GlobeMed offers so many incredible opportunities to help improve global health around the world. I never imagined how much of a difference I could make as an individual and as a group to promote social justice. This past summer I went with our GROW team to Cambodia to work and learn about our partner, BFT. I came back home with a new family. I came back home with the best experience of my life. I came back realizing that even the smallest efforts made through GlobeMed not only decrease poverty and poor health, but are wholeheartedly and genuinely appreciated by those that we extend a lending hand to. We can make a difference, and we do.
Directors of Community Building
Major: Anthropology & Biology
Biography: Most ill people have poor access to health care, and their cycles of distress and discomfort will continue if the behavioral and social causes for their health issues are not identified, and a socially viable solution is not implemented. From working with GlobeMed, I have learned invaluable lessons about the reasons for health inequalities and the importance of working with a community to improve their standards of health and education. I would like to pursue a career in public health, because I believe that the health status of many ill people has less to do with what a doctor can do for them, and more with what they do with their lives.
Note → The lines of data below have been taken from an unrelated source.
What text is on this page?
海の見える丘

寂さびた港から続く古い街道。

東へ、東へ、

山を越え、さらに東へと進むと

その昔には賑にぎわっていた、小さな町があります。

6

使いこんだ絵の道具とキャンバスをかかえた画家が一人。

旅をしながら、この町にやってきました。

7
I am an anthropology major with an interest in public health and global sustainability. I joined GlobeMed as a first year and was lucky enough to be a part of the GROW internship with our partner organization this past summer. One of the main reasons that I was originally drawn to the club was due to its focus on improving public health through sustainable partnerships. This, I believe, is one of the best ways that we can help to achieve better health and sanitation conditions internationally
Grow Trip Coordinator
Major: Human Biology
Health, education, social justice—these are a few things that we take for granted every day. Everyone should have access to these, but everyone doesn’t. I joined GlobeMed because I grew up seeing the disparities between these three integral things around the world, and I believe that impoverished and underdeveloped areas should not have to sacrifice any of these due to lack of access. I understand the importance of educating underprivileged communities and helping them become self-sustainable, which in turn can positively affect health equity and social equality, and I believe that being part of a national network like GlobeMed will help drive these goals.
Bio: I was instantly drew to GlobeMed from the moment I read about their mission. I am a Human Biology major concentrating in Public Health and have a passion for public health initiatives throughout the world. After spending nearly three weeks in Honduras I discovered how important foreign public health initiatives are and how important it is to help communities become self-sustainable and learn the importance of health. GlobeMed is a great organization that seems to be attacking the problem of poverty and health in foreign nations the right way, through partnering with grassroots organizations. I identify with GlobeMed’s mission wholeheartedly and can’t wait to work with other organizations to improve global health.